Seus escritos mesclavam ficção com um aguçado senso político e histórico. Era bastante ativo no campo da política e buscava sempre analisar a situação do povo latino, esperando por um governo inovador e por cidadãos sem medo da luta e da mudança.
Sem dúvida sua obra
mais famosa é “As veias abertas da América Latina” (1971), em que destaca a
exploração da América Latina desde o período colonial até a era da exploração capitalista
viabilizada pelos Estados Unidos. Desde os primeiros parágrafos já podemos imaginar o cunho
incisivo da sua análise:
“Há dois
lados na divisão internacional do trabalho: um em que alguns países especializam-se
em ganhar, e outro em que se especializaram em perder. Nossa comarca do mundo,
que hoje chamamos de América Latina, foi precoce: especializou-se em perder
desde os remotos tempos em que os europeus do Renascimento se abalançaram pelo
mar e fincaram os dentes em sua garganta”.

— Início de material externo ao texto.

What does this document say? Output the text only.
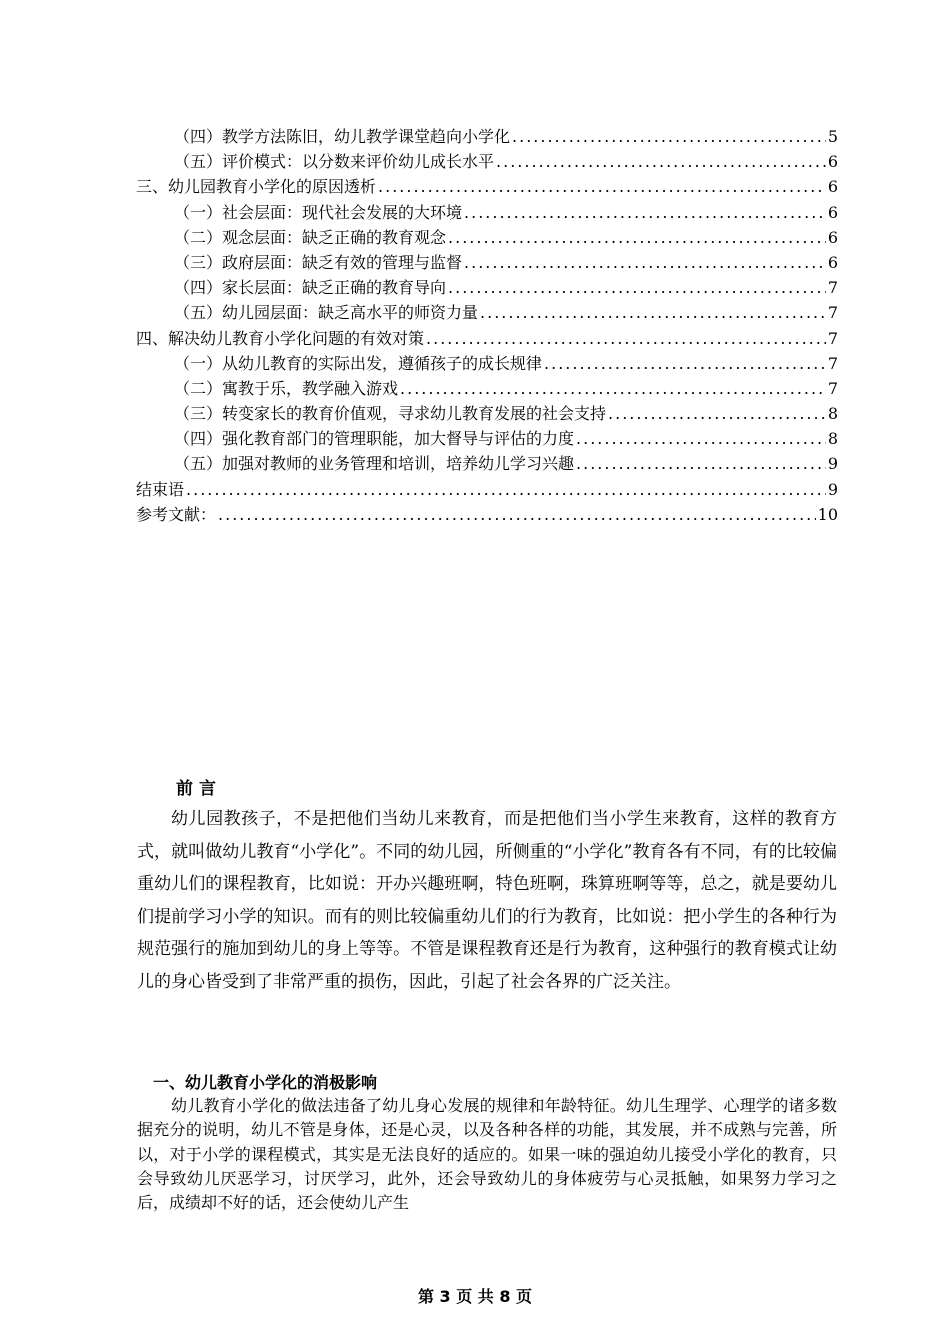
（四）教学方法陈旧，幼儿教学课堂趋向小学化 .....	5
（五）评价模式：以分数来评价幼儿成长水平 .....	6
三、幼儿园教育小学化的原因透析 .....	6
（一）社会层面：现代社会发展的大环境 .....	6
（二）观念层面：缺乏正确的教育观念 .....	6
（三）政府层面：缺乏有效的管理与监督 .....	6
（四）家长层面：缺乏正确的教育导向 .....	7
（五）幼儿园层面：缺乏高水平的师资力量 .....	7
四、解决幼儿教育小学化问题的有效对策 .....	7
（一）从幼儿教育的实际出发，遵循孩子的成长规律 .....	7
（二）寓教于乐，教学融入游戏 .....	7
（三）转变家长的教育价值观，寻求幼儿教育发展的社会支持 .....	8
（四）强化教育部门的管理职能，加大督导与评估的力度 .....	8
（五）加强对教师的业务管理和培训，培养幼儿学习兴趣 .....	9
结束语 .....	9
参考文献： .....	10
前言
幼儿园教孩子，不是把他们当幼儿来教育，而是把他们当小学生来教育，这样的教育方式，就叫做幼儿教育“小学化”。不同的幼儿园，所侧重的“小学化”教育各有不同，有的比较偏重幼儿们的课程教育，比如说：开办兴趣班啊，特色班啊，珠算班啊等等，总之，就是要幼儿们提前学习小学的知识。而有的则比较偏重幼儿们的行为教育，比如说：把小学生的各种行为规范强行的施加到幼儿的身上等等。不管是课程教育还是行为教育，这种强行的教育模式让幼儿的身心皆受到了非常严重的损伤，因此，引起了社会各界的广泛关注。
一、幼儿教育小学化的消极影响
幼儿教育小学化的做法违备了幼儿身心发展的规律和年龄特征。幼儿生理学、心理学的诸多数据充分的说明，幼儿不管是身体，还是心灵，以及各种各样的功能，其发展，并不成熟与完善，所以，对于小学的课程模式，其实是无法良好的适应的。如果一味的强迫幼儿接受小学化的教育，只会导致幼儿厌恶学习，讨厌学习，此外，还会导致幼儿的身体疲劳与心灵抵触，如果努力学习之后，成绩却不好的话，还会使幼儿产生
第 3 页 共 8 页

“É a América Latina, a região das veias abertas. Desde o
descobrimento até nossos dias, tudo se transformou em capital europeu ou, mais
tarde, norte-americano, e como tal tem-se acumulado e se acumula até hoje nos
distantes centros de poder. Tudo: a terra, seus frutos e suas profundezas,
ricas em minerais, os homens e sua capacidade de trabalho e de consumo, os
recursos naturais e os recursos humanos. O modo de produção e a estrutura de
classes de cada lugar têm sido sucessivamente determinados, de fora, por sua
incorporação à engrenagem universal do capitalismo”.
Apesar de ser uma obra
evidentemente “apaixonada”, no sentido de um desabafo da insatisfação
relacionada à História dos latinos, muitas de suas análises nos fazem refletir
sobre as nossas sempre presentes questões nacionalistas: de onde viemos e para aonde
queremos ir. Claro que desde 1971, quando a obra foi escrita, muito coisa mudou
no cenário econômico, o que o fez, inclusive, renegar essa obra, talvez porque
a ponderação e a capacidade de análise mais profunda chega com a idade, assim
como o entendimento de que, na contemporaneidade, nada pode ser analisado como
pólos opostos. Entretanto, para além de uma análise financeira, histórica e
social, o que mais nos toca nos escritos de Galeano é a capacidade de nos unir,
como latinos, como irmãos que compartilham uma mesma história triste de
nascimento.
Da obra “O livro dos abraços”, composta de pequenos
textos que geralmente não ultrapassam uma página, retiramos um dos mais famosos
e comoventes textos que retrata o povo e sua luta diária em um mundo de nadies, o mesmo povo que precisa
urgentemente se abraçar para que façamos um mundo onde caibamos todos. Abaixo, o
vídeo com o texto na própria voz do autor.
Los
nadies
Sueñan
las pulgas con comprarse un perro y sueñan los nadies con salir de pobres, que
algún mágico día llueva de pronto la buena suerte, que llueva a cántaros la
buena suerte; pero la buena suerte no llueve ayer, ni hoy, ni mañana, ni nunca,
ni en lloviznita cae del cielo la buena suerte, por mucho que los nadies la
llamen y aunque les pique la mano izquierda, o se levanten con el pié derecho,
o empiecen el año cambiando de escoba.
Los
nadies: los hijos de los nadies, los dueños de nada.
Los
nadies: los ningunos, los ninguneados, corriendo la liebre, muriendo la vida,
jodidos, rejodidos:
Que no
son, aunque sean.
Que no
hablan idiomas, sino dialectos.
Que no
profesan religiones, sino supersticiones.
Que no
hacen arte, sino artesanía.
Que no
practican cultura, sino folklore.
Que no
son seres humanos, sino recursos humanos.
Que no
tienen cara, sino brazos.
Que no
tienen nombre, sino número.
Que no
figuran en la historia universal, sino en la crónica roja de la prensa local.
Los
nadies, que cuestan menos que la bala que los mata.